Companies in the sector, who were mildly optimist positive that output will rise over the next 12 months, were increasingly concerned that inflationary pressures will limit growth

By: Business Today Egypt

Sun, Jun. 5, 2022

Optimism in the private non-oil sector continues to dwindle, as the outlook for future business activity fell into the second-lowest recorded rating since April 2021, after hitting an all-time low in March, revealed the latest S&P Global Egypt Purchasing Managers' Index (PMI) report.

According to the report, companies in the sector, who were mildly optimist positive that output will rise over the next 12 months, were increasingly concerned that inflationary pressures will limit growth.

Egypt’s PMI saw a slight incline in May 2022, recording 47.0 in May, up slightly from 46.9 in April but “still pointing to a deterioration in the health of the sector.”

Non-oil private sector activity and demand in Egypt contracted for the 18th consecutive month in May 2022.The report pointed towards rising price and inflammatory pressures, the Russia/Ukraine conflict, the continued impact of COVID-19, and import restrictions.

"Non-oil business conditions in Egypt remained pinned down by rapid inflationary pressures in May, as survey panelists indicated that rising market prices led to a sharp drop-off in demand and a further increase in business expenses,” explained David Owen, Economist at S&P Global Market Intelligence.

The import ban on certain products caused supply shortages for several firms and a new requirement for letters of credit for importing many goods resulted in increased customs delays, S&P Global said.

"Wait times for inputs meanwhile lengthened for the seventh month running as firms commented on further delays at customs following the requirement of Letters of Credit for imported goods.

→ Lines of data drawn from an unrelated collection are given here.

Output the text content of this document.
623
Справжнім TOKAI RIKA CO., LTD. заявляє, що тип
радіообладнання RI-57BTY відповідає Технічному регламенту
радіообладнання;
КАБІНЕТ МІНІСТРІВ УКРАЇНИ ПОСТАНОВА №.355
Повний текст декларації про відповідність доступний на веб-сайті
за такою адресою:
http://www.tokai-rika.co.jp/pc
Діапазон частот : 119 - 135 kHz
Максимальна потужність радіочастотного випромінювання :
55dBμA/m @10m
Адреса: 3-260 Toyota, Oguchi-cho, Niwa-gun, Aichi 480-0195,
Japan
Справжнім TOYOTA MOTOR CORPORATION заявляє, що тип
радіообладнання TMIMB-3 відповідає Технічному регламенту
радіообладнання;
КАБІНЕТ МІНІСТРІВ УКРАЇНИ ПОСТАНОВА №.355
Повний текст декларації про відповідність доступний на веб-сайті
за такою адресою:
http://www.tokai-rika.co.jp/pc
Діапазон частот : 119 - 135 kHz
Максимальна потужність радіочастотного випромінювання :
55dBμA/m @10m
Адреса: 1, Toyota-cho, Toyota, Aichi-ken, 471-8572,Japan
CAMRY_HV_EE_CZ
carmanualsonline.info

Moreover, the banning of a number of foreign products in April left several businesses searching for alternatives and having to reduce activity in the short run,” Owen added.

On the other hand, the rate of input cost inflation accelerated to the highest level for 6 months in May, with staff costs slightly rising for the first time in 5 months. Non-oil companies raised their charges to a greater extent in May, although the increased charges “was only modest, suggesting that firms were not marking up their prices as frequently as cost rises in order to protect sales volumes.”

The sub-index for future output expectations declined to 55.2, its second lowest reading since the survey first included the category 10 years ago. The index was at 57.7 in April.